I was an educator of children for decades. If I learned anything, it is to call a duck, a duck. Sadly, as I have gotten old, I view most fantasy oriented people as children who have never even considered backing away and taking another view. As foolish as it may sound, I want to be the one to ask just the right questions that will at least give them permission to question the magic.
There is no wisdom and no understanding And no counsel against the LORD. (Proverbs 21:30)
It doesn't matter what you say, what you believe or what you think you believe or what you post that others say or believe, in the end, at the very end of all things, you will stand before the Lord and give an account of your life. It doesn't matter if you believe this or not. It WILL happen. There is absolutely no way you will get out of it, nor will anyone else.

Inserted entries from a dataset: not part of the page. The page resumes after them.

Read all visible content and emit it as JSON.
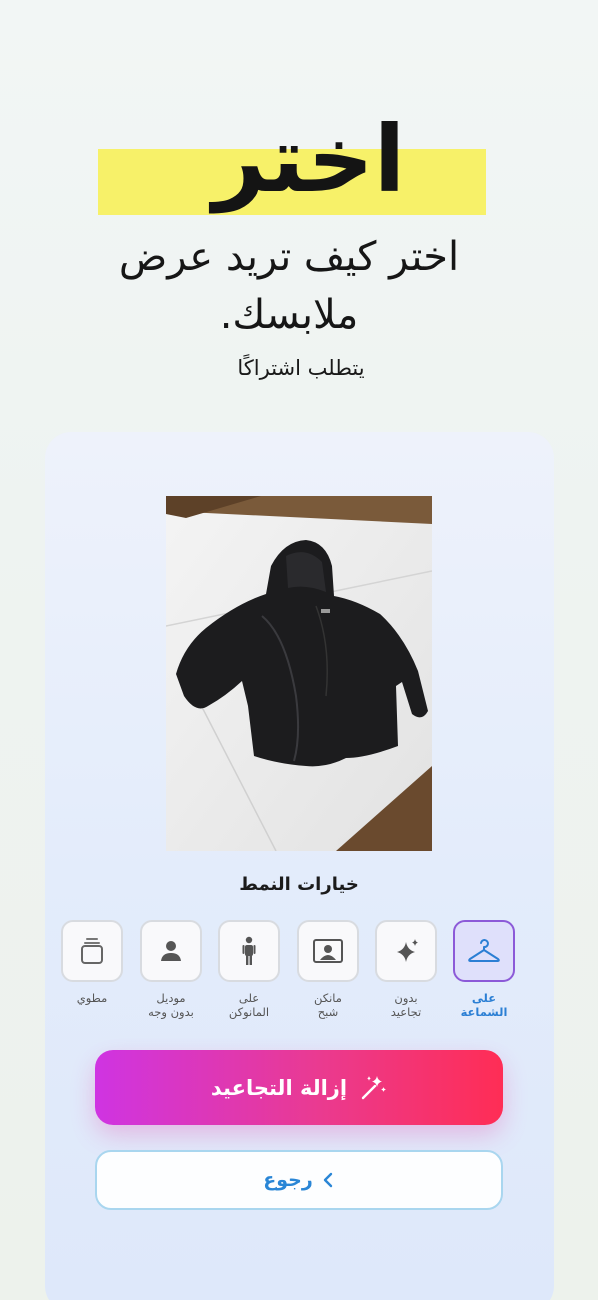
{
  "hero": {
    "headline": "اختر",
    "subtitle": "اختر كيف تريد عرض ملابسك.",
    "note": "يتطلب اشتراكًا"
  },
  "style_options": {
    "title": "خيارات النمط",
    "items": [
      {
        "label": "على\nالشماعة",
        "icon": "hanger-icon",
        "selected": true
      },
      {
        "label": "بدون\nتجاعيد",
        "icon": "sparkle-icon",
        "selected": false
      },
      {
        "label": "مانكن\nشبح",
        "icon": "portrait-frame-icon",
        "selected": false
      },
      {
        "label": "على\nالمانوكن",
        "icon": "mannequin-icon",
        "selected": false
      },
      {
        "label": "موديل\nبدون وجه",
        "icon": "person-icon",
        "selected": false
      },
      {
        "label": "مطوي",
        "icon": "folded-stack-icon",
        "selected": false
      }
    ]
  },
  "actions": {
    "primary_label": "إزالة التجاعيد",
    "back_label": "رجوع"
  },
  "colors": {
    "highlight": "#f7f169",
    "accent_blue": "#2b7fd4",
    "gradient_start": "#cf34e2",
    "gradient_end": "#ff2d55"
  }
}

You will absolutely stand at the judgment seat of God and will you be counted among the sheep or the goats? It's your choice.

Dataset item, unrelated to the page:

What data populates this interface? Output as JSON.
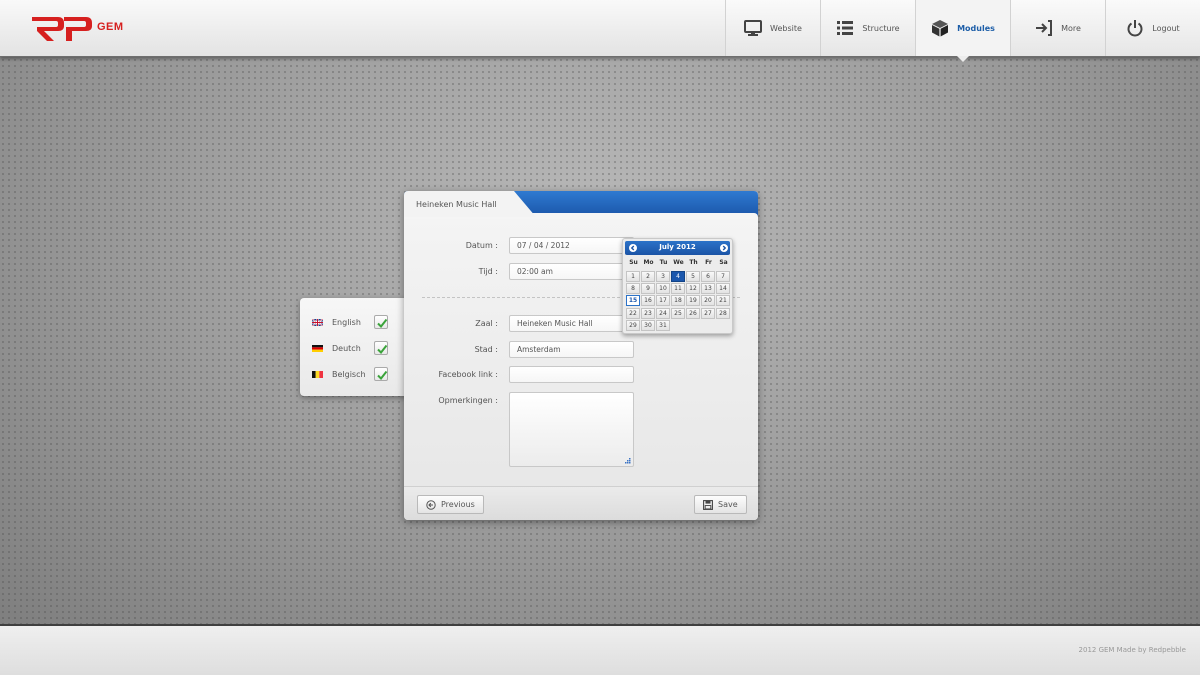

And you learned all this from Bronze Age oral history and rumors that were translated countless times before your version was published and then only after hundreds of other books were discarded because the bishops didn't like what they said.
Good luck with that.
Darling, I know you believe it. It's a very comfortable thing to believe in...life eternal. After the sun dies and the universe expands until there is nothing but darkness, you and yours will be.....what? Walking in a magic city with streets of gold?
And you earned this right because you overcame original sin that you got because a rib woman was talked into eating from a magic tree by a talking snake? Can you not see why I have just a few problems with that?
And instead of answering for my life at the pearly gates, I prefer to think I answer for it every day; without false rewards of eternal life or the threat of burning in the magma of the Earth's core.
That's fine; I was just taking issue with the Smith quote. Like your new anonymous friend, he has a firm conviction about something he can't possibly know and which is very poorly evidenced.
It's true that many people with genetic disorders are burdens on the state; should we just kill them, then, and save ourselves time and effort? It's true intelligence has a genetic component; should we practice eugenics, then, and only implant embryos which have all the genes associated with high IQ?
Many reasonable people believe something like, "I know we aren't born equals, but it's generally useful to behave as if we were." People can clearly derive beneficial morality from untruths!
Again, "life has inherent value" is an unfalsifiable notion; it can never be proved true or false because there is no objective measure by which to quantify the "value" of life. That will always be subjective (and circumstantial).
Nonetheless, it's very useful to behave as if life does have inherent value, because we are life! We could say that human life is self-justifying, but that's no more logically valid than "the Christian way is self-justifying".
So where does that leave humanists and atheists such as we? How do we argue against religions when the foundations of humanism are exactly as circular? Well, we can agree with the positive parts of religions (with Christians that'd be don't murder, pursue the Golden Rule, be hospitable, etc) and we can reject the inconsistent or outright bad parts (divinity/souls, stoning, slaving, anti-gay bigotry, etc).
Furthermore, we can highlight the positive facets of the human condition which most people, regardless of creed, can circle their moral wagons around. The joy of children, the ineffable experience of sharing music, food and laughter with strangers, the reassuring comfort of cultivated relationships, etc. All those things are good, and the fair pursuit of them by the population at large requires certain cessations of liberty (e.g. we won't wantonly kill or antagonize one another, steal each other's stuff, perjure ourselves, etc).
We can have all of that good stuff and all the worthwhile law & order without believing, as Anonymous here clearly does, that the torture and execution of an ancient cult leader has meaningful bearing on our daily lives.